Upskill Journey – Week 1: Admitting I’m Lost (and Why That’s Probably Fine)

I almost didn’t write this post.

Not because I didn’t do anything this week — but because most of what I did didn’t feel impressive. No shiny new tool. No model training. No “look at this cool AI thing I built.” Just a lot of thinking, sketching, and honestly… realizing how overwhelmed I’ve been trying to figure out what the right direction even is anymore.

So this post is Week 1. And Week 1 is mostly about admitting I’m lost.

The problem I’m actually dealing with

I work in Incident Response. I write detections. I design SOAR playbooks. I triage alerts. On paper, that should feel stable. But the industry noise right now is wild.

Every other post is:

  • “AI will replace SOC analysts”
  • “Everything will be automated”
  • “Learn ML or you’re doomed”

And I think the most dangerous thing about that noise isn’t that it’s wrong — it’s that it pushes you toward learning random things with no proof of value.

This week I stopped asking:

“What should I learn next?”

And started asking:

“What do I do today that AI cannot safely own alone?”

That question changed everything.

What I did this week (actually)

No heroics. No late nights. Just consistent, boring work.

1. I looked at alerts differently

Instead of asking “is this a true positive?”, I started asking:

  • What context is missing here?
  • What would an LLM confidently guess wrong?
  • Where does automation need to stop and escalate?

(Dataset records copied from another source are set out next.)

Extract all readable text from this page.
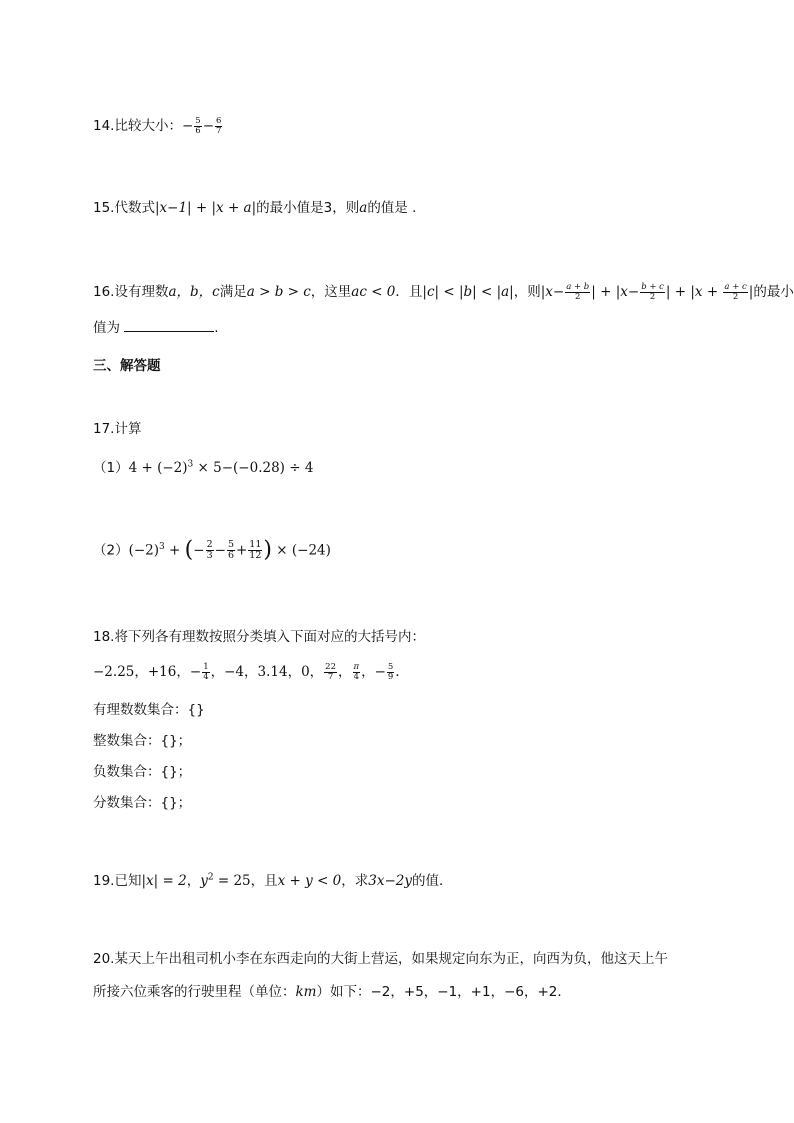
14.比较大小：− $\frac{5}{6} - \frac{6}{7}$
15.代数式|x−1| + |x + a|的最小值是3，则a的值是 .
16.设有理数a，b，c满足a > b > c，这里ac < 0．且|c| < |b| < |a|，则$|x- \frac{a + b}{2}$ | + $|x- \frac{b + c}{2}$ | + $|x + \frac{a + c}{2}$ |的最小
值为	.
三、解答题
17.计算
$(1)4 + (-2)^3 \times 5-(-0.28) \div 4$
$(2)(-2)^3$ + (− $\frac{2}{3} - \frac{5}{6} + \frac{11}{12}$ ) × (−24)
18.将下列各有理数按照分类填入下面对应的大括号内：
−2.25，+16，− $\frac{1}{4}$ ，−4，3.14，0， $\frac{22}{7}$ ， $\frac{\pi}{4}$ ，− $\frac{5}{9}$ ．
有理数数集合：{}
整数集合：{}；
负数集合：{}；
分数集合：{}；
19.已知|x| = 2，$y^2 = 25$，且x + y < 0，求3x−2y的值．
20.某天上午出租司机小李在东西走向的大街上营运，如果规定向东为正，向西为负，他这天上午
所接六位乘客的行驶里程（单位：km）如下：−2，+5，−1，+1，−6，+2．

That alone surfaced more useful insights than any AI course could have.

2. I sketched decision points, not tools

I didn’t write code. I wrote logic:

  • If X + Y + Z → auto close
  • If privilege escalation + uncertainty → human review
  • If blast radius unknown → stop automation

This felt obvious… which probably means it’s important.

3. I started documenting judgment

Not detections. Not alerts. Judgment.

Why something shouldn’t be automated. Why confidence matters more than speed. Why false certainty is worse than delay.

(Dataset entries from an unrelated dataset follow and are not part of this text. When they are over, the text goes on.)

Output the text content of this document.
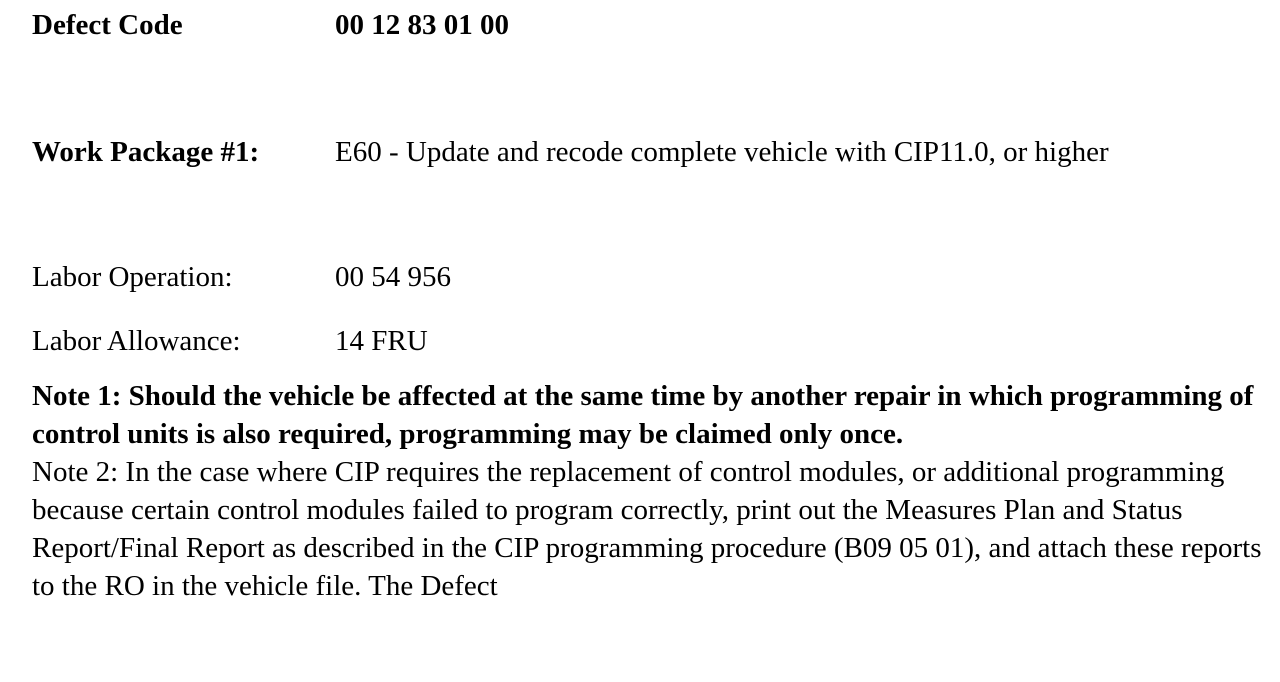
Defect Code	00 12 83 01 00
Work Package #1:	E60 - Update and recode complete vehicle with CIP11.0, or higher
Labor Operation:	00 54 956
Labor Allowance:	14 FRU

Note 1: Should the vehicle be affected at the same time by another repair in which programming of control units is also required, programming may be claimed only once.

Note 2: In the case where CIP requires the replacement of control modules, or additional programming because certain control modules failed to program correctly, print out the Measures Plan and Status Report/Final Report as described in the CIP programming procedure (B09 05 01), and attach these reports to the RO in the vehicle file. The Defect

That’s not something I’ve ever seen clearly articulated in most SOC tooling.

A realization I didn’t expect

I kept thinking I needed to “learn AI.”

What I actually need is to design systems where AI is constrained.

AI is good at summarizing. AI is bad at understanding consequences. AI is dangerous when it sounds confident.

That means the value isn’t in prompting better — it’s in deciding where prompts are even allowed to exist.

That’s an Incident Response problem. Not an ML one.

What this week changed for me

I’m no longer chasing:

  • generic ML learning paths
  • random AI certifications
  • “SOC chatbot” projects

Instead, I’m focusing on:

  • decision frameworks
  • escalation logic
  • accountability boundaries
  • automation with brakes

That feels a lot more grounded — and honestly, more aligned with how real incidents actually work.

What’s coming next (Week 2)

Next week I’m going to:

  • Start formalizing an AI-aware incident triage framework
  • Map common alerts to “AI allowed / AI forbidden”
  • Document failure cases where automation would cause real damage

No promises it’ll be pretty yet. But it’ll be real.

If nothing else, Week 1 proved something important:

I don’t need to become someone else to stay employable.
I need to make what I already do explicit, defensible, and harder to automate incorrectly.

That feels like a direction I can actually walk.